Harnessing control and systems theory to understand complex living systems

Professor Daniel Coca, The University of Sheffield

It has long been argued that control and systems theory provides the ideal framework to elucidate regulatory mechanisms and structures underlying biological function at different levels of biological organization from organelle to organism. To quote Arnold Tustin, feedback “is the fundamental principle that underlies all self-regulating systems, not only machines but also the processes of life and the tides of human affairs”.

The first part of this talk will demonstrate how existing methods and tools in control, nonlinear systems and information theory, including system identification, higher-order frequency response and rate-distortion analysis, can be combined with remarkable experimental approaches to elucidate gain adaptation mechanisms and the role of nonlinearity in early visual processing.
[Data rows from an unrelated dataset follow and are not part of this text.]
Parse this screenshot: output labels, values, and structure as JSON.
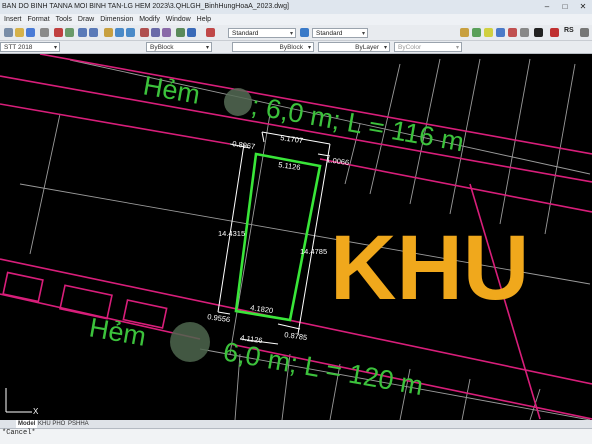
{
  "window": {
    "title": "BAN DO BINH TANNA MOI BINH TAN-LG HEM 2023\\3.QHLGH_BinhHungHoaA_2023.dwg]",
    "controls": [
      "–",
      "□",
      "✕"
    ]
  },
  "menu": [
    "Insert",
    "Format",
    "Tools",
    "Draw",
    "Dimension",
    "Modify",
    "Window",
    "Help"
  ],
  "toolbar": {
    "text_style": "Standard",
    "dim_style": "Standard",
    "extra_label": "RS"
  },
  "properties": {
    "layer": "STT 2018",
    "color": "ByBlock",
    "linetype": "ByBlock",
    "lineweight": "ByLayer",
    "plotstyle": "ByColor"
  },
  "drawing": {
    "road_top_label": "Hẻm       ; 6,0 m; L = 116 m",
    "road_top_a": "Hẻm",
    "road_top_b": "; 6,0 m; L = 116 m",
    "road_bottom_a": "Hẻm",
    "road_bottom_b": "6,0 m; L = 120 m",
    "zone_label": "KHU",
    "dims": {
      "top_outer": "5.1707",
      "top_inner": "5.1126",
      "left_top": "0.8967",
      "right_top": "1.0066",
      "left_side": "14.4315",
      "right_side": "14.4785",
      "bottom_inner": "4.1820",
      "bottom_left": "0.9556",
      "bottom_right": "0.8785",
      "bottom_outer": "4.1126"
    },
    "colors": {
      "road_text": "#3cc23c",
      "zone_text": "#f0a81c",
      "boundary": "#d81e7a",
      "lot": "#39e639",
      "dimension": "#ffffff",
      "grid": "#a9a9a9"
    },
    "axis_x": "X"
  },
  "layout_tabs": [
    "Model",
    "KHU PHO",
    "PSHHA"
  ],
  "command_line": "*Cancel*"
}
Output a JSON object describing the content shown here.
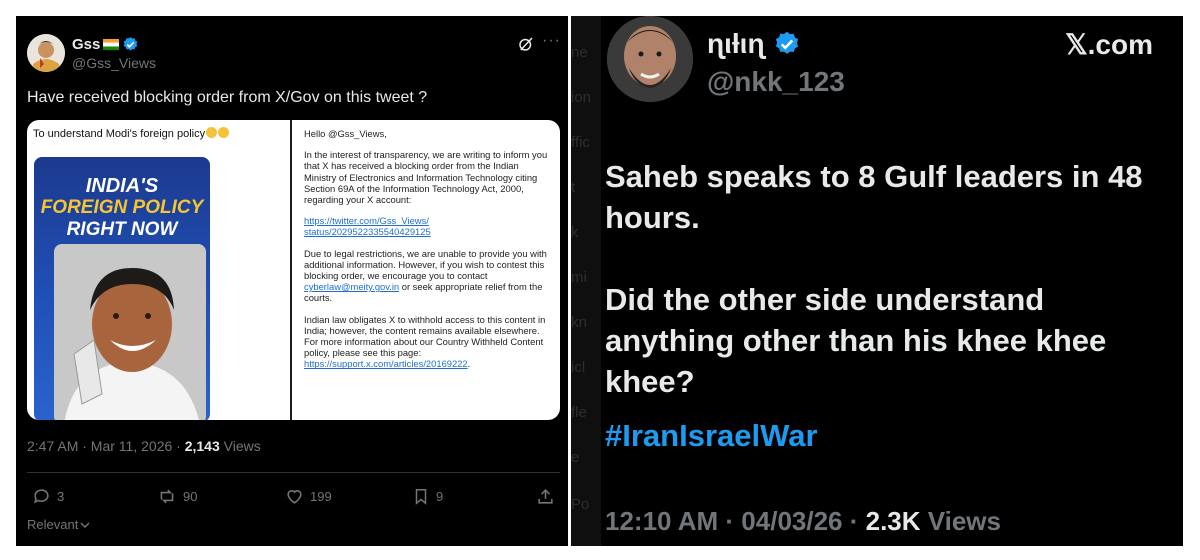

The second part will show how the quest for understanding cell fate determination of human embryonic stem cells leads to the formulation of new theoretical control and systems theory problems.

Biography

Daniel Coca received the MEng degree in Electrical Engineering from Transilvania University of Brasov, Romania, in 1993 and the PhD degree in Control Engineering from the University of Sheffield, UK in 1997. Between 1997-2002 he was Research Fellow in the Department of Automatic Control and Systems Engineering at the University of Sheffield. From 2002 to 2004 he was University Lecturer in the Department of Electrical Engineering and Electronics at the University of Liverpool. In 2004 he rejoined the Department of Automatic Control and Systems Engineering first as a lecturer and since January 2011 as Full Professor. He is currently serving as Head of Department and Director of the Centre of Complex Systems and Signal Processing.  His research interests include modelling, analysis, and control of complex systems, inverse problems, mathematical theory of neural computation and signal processing. Application areas include stem cell biology, stem cell manufacturing, brain modelling, urban sensing and automation, infrastructure systems.